What became clear to me in the course of the discussions that followed was that these agents had a range of experience. One agent was better at finding discounts for the property and making recommendations about how to qualify for discounts by investing in additional protection for my home. I’m currently saving up for a heat-activated sprinkler system! But a different agent was better at recommending different coverage levels and finding discounts for the auto policy, which I needed for that essential multi-line discount. I’m an analytical and technical type, and I tend to shop a combination of on-line stores and brick and mortar businesses with my own special, secret little calculus of best price, how soon I need it, and whether the local shop is a small business that I would like to see stick around. The same extends to insurance; I always want to find out as much as I can to maximize the value I receive (while respecting a boundary of the minimum acceptable coverage). The opaqueness of the independent agent transaction bugged me. On a couple of occasions, I had to squelch an intense desire to reach through the phone and grab the keyboard! But I also felt less than safe relying on someone else to find the right combination of coverages for me and to identify all the right discounts.

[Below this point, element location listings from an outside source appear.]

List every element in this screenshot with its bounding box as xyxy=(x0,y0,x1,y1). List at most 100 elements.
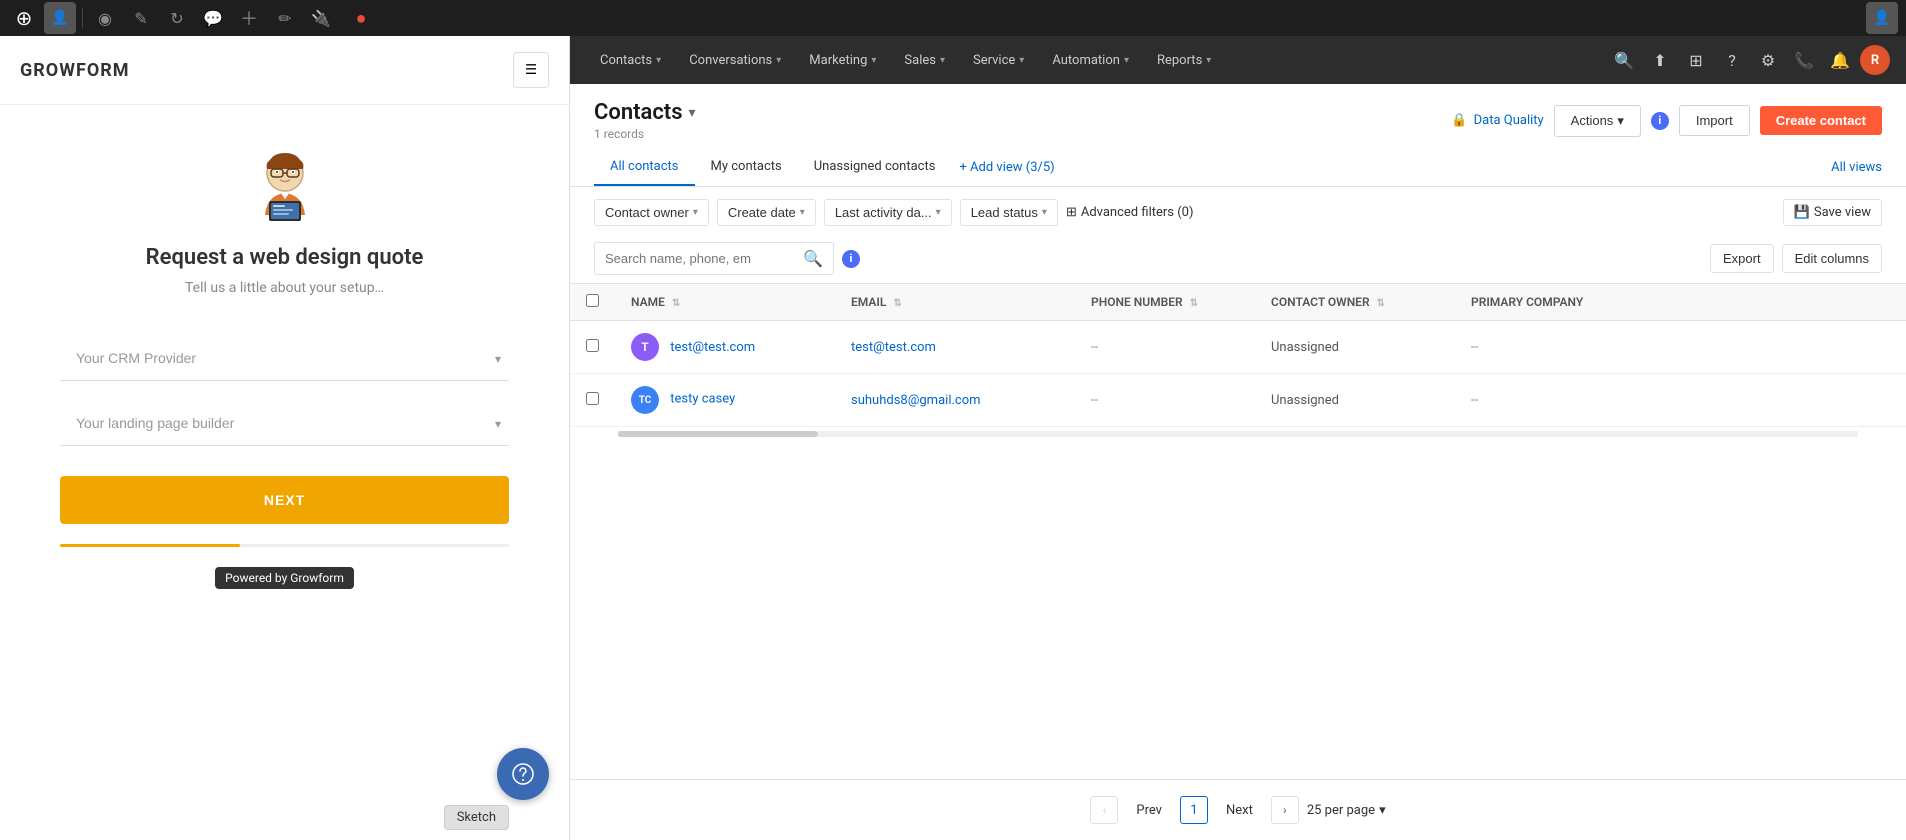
data-quality-label: Data Quality xyxy=(1474,113,1544,128)
growform-panel: GROWFORM ☰ xyxy=(0,36,570,840)
advanced-filters-btn[interactable]: ⊞ Advanced filters (0) xyxy=(1066,205,1194,220)
search-nav-icon[interactable]: 🔍 xyxy=(1608,44,1640,76)
add-new-icon[interactable]: ＋ xyxy=(233,2,265,34)
search-info-bubble[interactable]: i xyxy=(842,250,860,268)
row2-name-link[interactable]: testy casey xyxy=(670,392,735,407)
form-title: Request a web design quote xyxy=(146,245,424,270)
nav-service[interactable]: Service ▾ xyxy=(959,36,1038,84)
owner-sort-icon: ⇅ xyxy=(1377,298,1385,309)
prev-label[interactable]: Prev xyxy=(1126,799,1172,822)
row1-name-cell: T test@test.com xyxy=(615,321,835,374)
add-view-btn[interactable]: + Add view (3/5) xyxy=(951,149,1062,186)
landing-page-select[interactable]: Your landing page builder HubSpot Unboun… xyxy=(60,401,509,446)
per-page-arrow-icon: ▾ xyxy=(1379,803,1386,818)
import-button[interactable]: Import xyxy=(1679,105,1750,136)
phone-sort-icon: ⇅ xyxy=(1190,298,1198,309)
edit-columns-button[interactable]: Edit columns xyxy=(1782,244,1882,273)
grid-icon[interactable]: ⊞ xyxy=(1680,44,1712,76)
advanced-filters-label: Advanced filters (0) xyxy=(1081,205,1194,220)
help-widget-button[interactable] xyxy=(497,748,549,800)
col-company-header[interactable]: PRIMARY COMPANY xyxy=(1455,284,1906,321)
prev-arrow-btn[interactable]: ‹ xyxy=(1090,796,1118,824)
row1-email-link[interactable]: test@test.com xyxy=(851,340,936,355)
last-activity-filter[interactable]: Last activity da... ▾ xyxy=(824,199,952,226)
edit-posts-icon[interactable]: ✎ xyxy=(125,2,157,34)
crm-provider-select[interactable]: Your CRM Provider HubSpot Salesforce Zoh… xyxy=(60,336,509,381)
row1-checkbox[interactable] xyxy=(586,339,599,352)
nav-contacts-arrow: ▾ xyxy=(656,55,661,66)
hubspot-panel: Contacts ▾ Conversations ▾ Marketing ▾ S… xyxy=(570,36,1906,840)
plugin-icon[interactable]: 🔌 xyxy=(305,2,337,34)
user-avatar-btn[interactable]: R xyxy=(1860,45,1890,75)
dashboard-icon[interactable]: ◉ xyxy=(89,2,121,34)
name-sort-icon: ⇅ xyxy=(672,298,680,309)
lead-status-arrow-icon: ▾ xyxy=(1042,207,1047,218)
actions-info-bubble[interactable]: i xyxy=(1651,112,1669,130)
comments-icon[interactable]: 💬 xyxy=(197,2,229,34)
tab-all-contacts[interactable]: All contacts xyxy=(594,149,695,186)
row1-name-link[interactable]: test@test.com xyxy=(670,340,755,355)
nav-conversations-label: Conversations xyxy=(689,53,772,68)
actions-arrow-icon: ▾ xyxy=(1617,113,1624,129)
page-header: Contacts ▾ 1 records 🔒 Data Quality Acti… xyxy=(570,84,1906,141)
col-owner-header[interactable]: CONTACT OWNER ⇅ xyxy=(1255,284,1455,321)
nav-automation[interactable]: Automation ▾ xyxy=(1038,36,1143,84)
save-view-btn[interactable]: 💾 Save view xyxy=(1783,199,1882,226)
email-sort-icon: ⇅ xyxy=(893,298,901,309)
contact-owner-arrow-icon: ▾ xyxy=(693,207,698,218)
refresh-icon[interactable]: ↻ xyxy=(161,2,193,34)
row2-checkbox-cell xyxy=(570,374,615,427)
col-name-header[interactable]: NAME ⇅ xyxy=(615,284,835,321)
pencil-icon[interactable]: ✏ xyxy=(269,2,301,34)
last-activity-label: Last activity da... xyxy=(835,205,932,220)
upgrade-icon[interactable]: ⬆ xyxy=(1644,44,1676,76)
user-avatar[interactable]: 👤 xyxy=(1866,2,1898,34)
page-title: Contacts ▾ xyxy=(594,100,696,125)
search-input[interactable] xyxy=(605,251,797,266)
col-name-label: NAME xyxy=(631,295,665,309)
wp-avatar-btn[interactable]: 👤 xyxy=(44,2,76,34)
per-page-selector[interactable]: 25 per page ▾ xyxy=(1307,803,1386,818)
actions-button[interactable]: Actions ▾ xyxy=(1554,105,1641,137)
notifications-icon[interactable]: 🔔 xyxy=(1824,44,1856,76)
phone-icon[interactable]: 📞 xyxy=(1788,44,1820,76)
search-input-wrapper: 🔍 xyxy=(594,242,834,275)
col-phone-header[interactable]: PHONE NUMBER ⇅ xyxy=(1075,284,1255,321)
pagination-bar: ‹ Prev 1 Next › 25 per page ▾ xyxy=(570,779,1906,840)
next-button[interactable]: NEXT xyxy=(60,476,509,524)
data-quality-btn[interactable]: 🔒 Data Quality xyxy=(1451,113,1543,128)
create-date-filter[interactable]: Create date ▾ xyxy=(717,199,816,226)
sketch-badge: Sketch xyxy=(444,805,509,830)
title-dropdown-icon[interactable]: ▾ xyxy=(689,105,696,121)
col-email-header[interactable]: EMAIL ⇅ xyxy=(835,284,1075,321)
col-phone-label: PHONE NUMBER xyxy=(1091,295,1183,309)
row1-checkbox-cell xyxy=(570,321,615,374)
row2-name-cell: TC testy casey xyxy=(615,374,835,427)
next-label[interactable]: Next xyxy=(1216,799,1263,822)
nav-contacts[interactable]: Contacts ▾ xyxy=(586,36,675,84)
lead-status-filter[interactable]: Lead status ▾ xyxy=(960,199,1058,226)
settings-icon[interactable]: ⚙ xyxy=(1752,44,1784,76)
nav-reports[interactable]: Reports ▾ xyxy=(1143,36,1225,84)
row2-email-link[interactable]: suhuhds8@gmail.com xyxy=(851,393,981,408)
all-views-btn[interactable]: All views xyxy=(1831,149,1882,186)
nav-sales[interactable]: Sales ▾ xyxy=(890,36,959,84)
nav-conversations-arrow: ▾ xyxy=(776,55,781,66)
create-contact-button[interactable]: Create contact xyxy=(1760,106,1882,135)
next-arrow-btn[interactable]: › xyxy=(1271,796,1299,824)
row2-checkbox[interactable] xyxy=(586,392,599,405)
select-all-checkbox[interactable] xyxy=(586,294,599,307)
tab-my-contacts[interactable]: My contacts xyxy=(695,149,798,186)
powered-by-badge: Powered by Growform xyxy=(215,567,354,589)
tab-unassigned-contacts[interactable]: Unassigned contacts xyxy=(798,149,952,186)
growform-menu-button[interactable]: ☰ xyxy=(513,52,549,88)
horizontal-scroll-thumb[interactable] xyxy=(618,431,818,437)
nav-conversations[interactable]: Conversations ▾ xyxy=(675,36,795,84)
export-button[interactable]: Export xyxy=(1710,244,1774,273)
help-icon[interactable]: ? xyxy=(1716,44,1748,76)
contact-owner-filter[interactable]: Contact owner ▾ xyxy=(594,199,709,226)
nav-marketing[interactable]: Marketing ▾ xyxy=(795,36,890,84)
record-btn[interactable]: ● xyxy=(345,2,377,34)
nav-right-icons: 🔍 ⬆ ⊞ ? ⚙ 📞 🔔 R xyxy=(1608,44,1890,76)
wordpress-logo-btn[interactable]: ⊕ xyxy=(8,2,40,34)
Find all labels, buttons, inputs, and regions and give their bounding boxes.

Now, there were only a couple of carriers that would underwrite my property and therefore compete for my business. And there were a handful of agents. But I can imagine if my home were in a different location, where there are lots of carriers competing, and I actually feel relieved that I didn’t have to wade through more quotes than I did, piecing together the right set of policies for me and asking my agent to re-quote me for the Nth time. I also think about how different my experience would have been if there was a level playing field among my agents; if they had all come back quickly with the same sets of quotes with the same discounts, and had explained all the coverages and the discounts in the same way.
If there had been consistency in my experience, I would be able to relax more, and trust that my agent and my carrier would continue to seek to maximize the value I get out of my policies. I would be able to choose the agent who was most responsive to me, rather than picking the agent who did the best on discounts for the more expensive policy. Instead, as more competition arrives in my neighborhood, I will continue to evaluate and look for different quotes and act as my own Independent Agent.